Hoge Raad, 22-09-2023, ECLI:NL:HR:2023:1302, 22/03069

Hoge Raad, 22-09-2023, ECLI:NL:HR:2023:1302, 22/03069

Gegevens

Instantie
Hoge Raad
Datum uitspraak
22 september 2023
Datum publicatie
22 september 2023
ECLI
ECLI:NL:HR:2023:1302
Formele relaties
Zaaknummer
22/03069

Inhoudsindicatie

HR: 81.1 RO.

Uitspraak

HOGE RAAD DER NEDERLANDEN

BELASTINGKAMER

Nummer 22/03069

Datum 22 september 2023

ARREST

in de zaak van

[X] (hierna: belanghebbende)

tegen

het COLLEGE VAN BURGEMEESTER EN WETHOUDERS VAN DE GEMEENTE DEN HAAG

op het beroep in cassatie tegen de uitspraak van het Gerechtshof Den Haag van 14 juli 2022, nr. BK-22/000691, op het hoger beroep van belanghebbende tegen een uitspraak van de Rechtbank Den Haag (nr. SGR 21/3614) betreffende een aan belanghebbende opgelegde naheffingsaanslag in de parkeerbelasting.

1 Geding in cassatie

Belanghebbende, vertegenwoordigd door N. van der Laan, heeft tegen de uitspraak van het Hof beroep in cassatie ingesteld.

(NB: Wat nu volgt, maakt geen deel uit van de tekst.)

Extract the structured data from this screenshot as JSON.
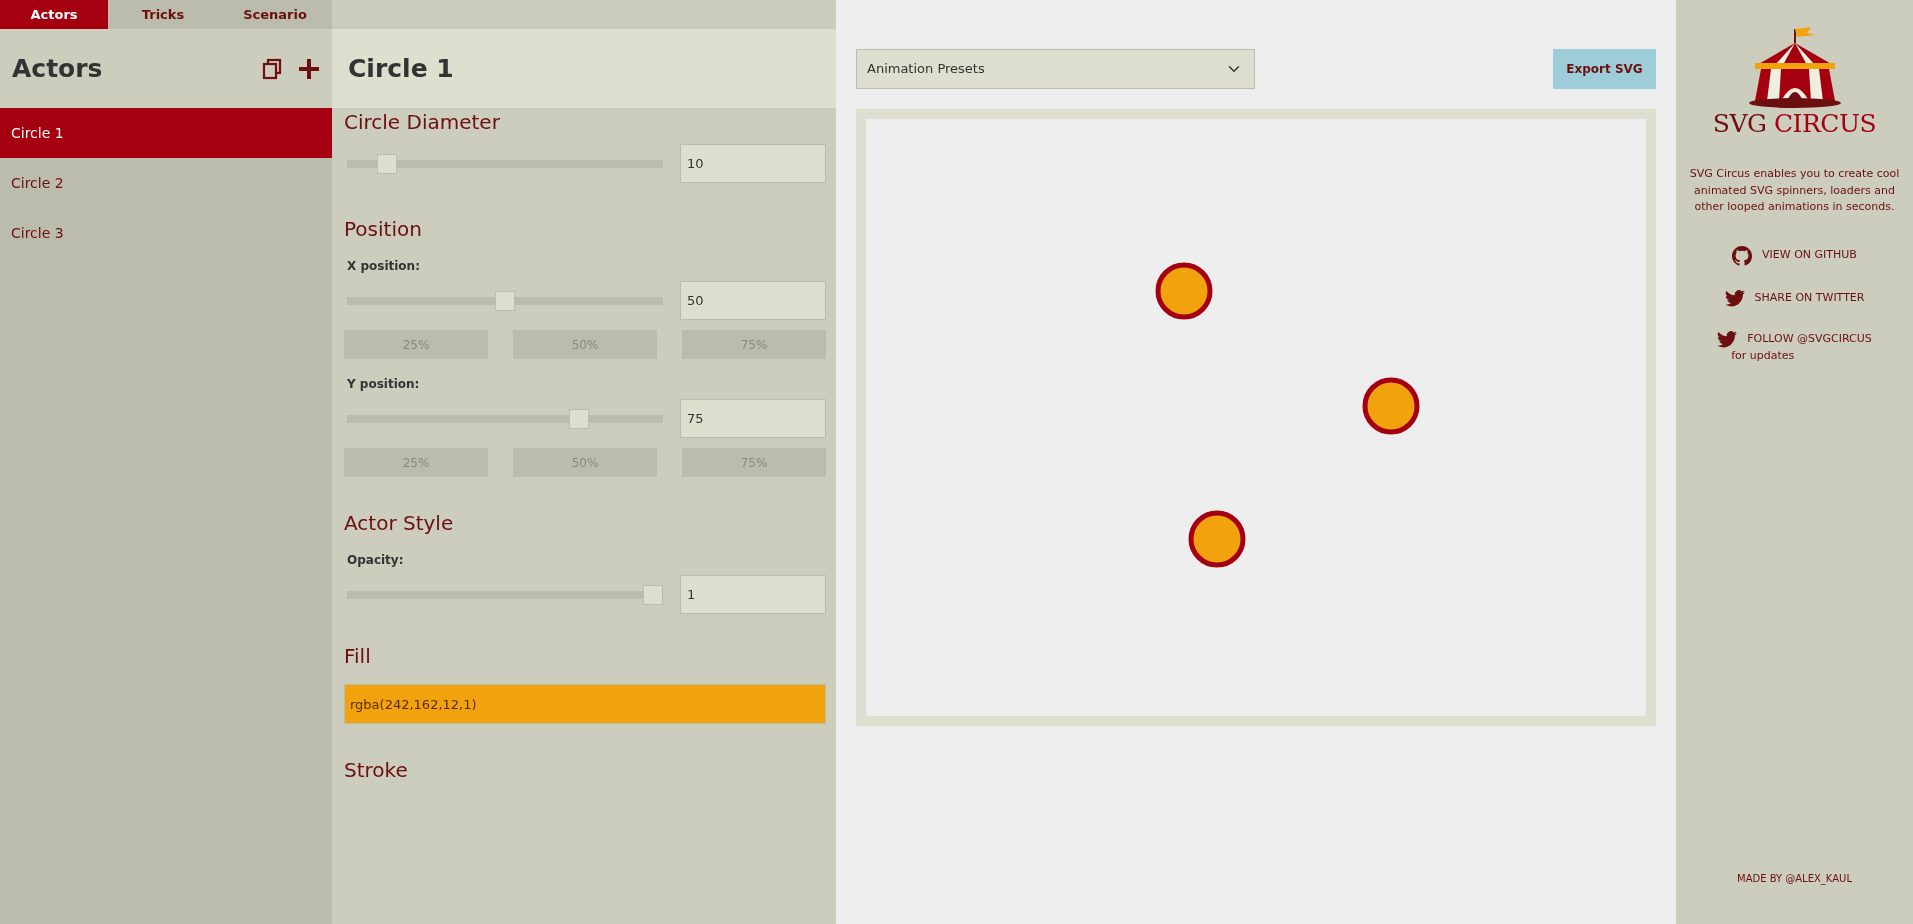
{
  "tabs": [
    {
      "label": "Actors",
      "selected": true
    },
    {
      "label": "Tricks",
      "selected": false
    },
    {
      "label": "Scenario",
      "selected": false
    }
  ],
  "sidebar": {
    "title": "Actors",
    "items": [
      {
        "label": "Circle 1",
        "selected": true
      },
      {
        "label": "Circle 2",
        "selected": false
      },
      {
        "label": "Circle 3",
        "selected": false
      }
    ]
  },
  "editor": {
    "title": "Circle 1",
    "sections": [
      {
        "kind": "slider",
        "heading": "Circle Diameter",
        "level": 0.1,
        "value": "10"
      },
      {
        "kind": "heading",
        "heading": "Position"
      },
      {
        "kind": "slider",
        "label": "X position:",
        "level": 0.5,
        "value": "50",
        "presets": [
          "25%",
          "50%",
          "75%"
        ]
      },
      {
        "kind": "slider",
        "label": "Y position:",
        "level": 0.75,
        "value": "75",
        "presets": [
          "25%",
          "50%",
          "75%"
        ]
      },
      {
        "kind": "heading",
        "heading": "Actor Style"
      },
      {
        "kind": "slider",
        "label": "Opacity:",
        "level": 1,
        "value": "1"
      },
      {
        "kind": "color",
        "heading": "Fill",
        "value": "rgba(242,162,12,1)",
        "color": "#f2a20c"
      },
      {
        "kind": "heading",
        "heading": "Stroke"
      }
    ]
  },
  "toolbar": {
    "preset_select": "Animation Presets",
    "export_button": "Export SVG"
  },
  "about": {
    "logo_first": "SVG",
    "logo_second": "CIRCUS",
    "description": "SVG Circus enables you to create cool animated SVG spinners, loaders and other looped animations in seconds.",
    "links": [
      {
        "kind": "github",
        "label": "VIEW ON GITHUB"
      },
      {
        "kind": "twitter",
        "label": "SHARE ON TWITTER"
      },
      {
        "kind": "twitter",
        "label": "FOLLOW @SVGCIRCUS",
        "note": "for updates"
      }
    ],
    "credit": "MADE BY @ALEX_KAUL"
  }
}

Het college van burgemeester en wethouders van de gemeente Den Haag (hierna: het College), vertegenwoordigd door [P], heeft een verweerschrift ingediend.

Belanghebbende heeft een conclusie van repliek ingediend.

Het College heeft een conclusie van dupliek ingediend.

2 Beoordeling van de klachten

De Hoge Raad heeft de klachten over de uitspraak van het Hof beoordeeld. De uitkomst hiervan is dat deze klachten niet kunnen leiden tot vernietiging van die uitspraak. De Hoge Raad hoeft niet te motiveren waarom hij tot dit oordeel is gekomen. Bij de beoordeling van deze klachten is het namelijk niet nodig om antwoord te geven op vragen die van belang zijn voor de eenheid of de ontwikkeling van het recht (zie artikel 81, lid 1, van de Wet op de rechterlijke organisatie).

3 Proceskosten

De Hoge Raad ziet geen aanleiding voor een veroordeling in de proceskosten.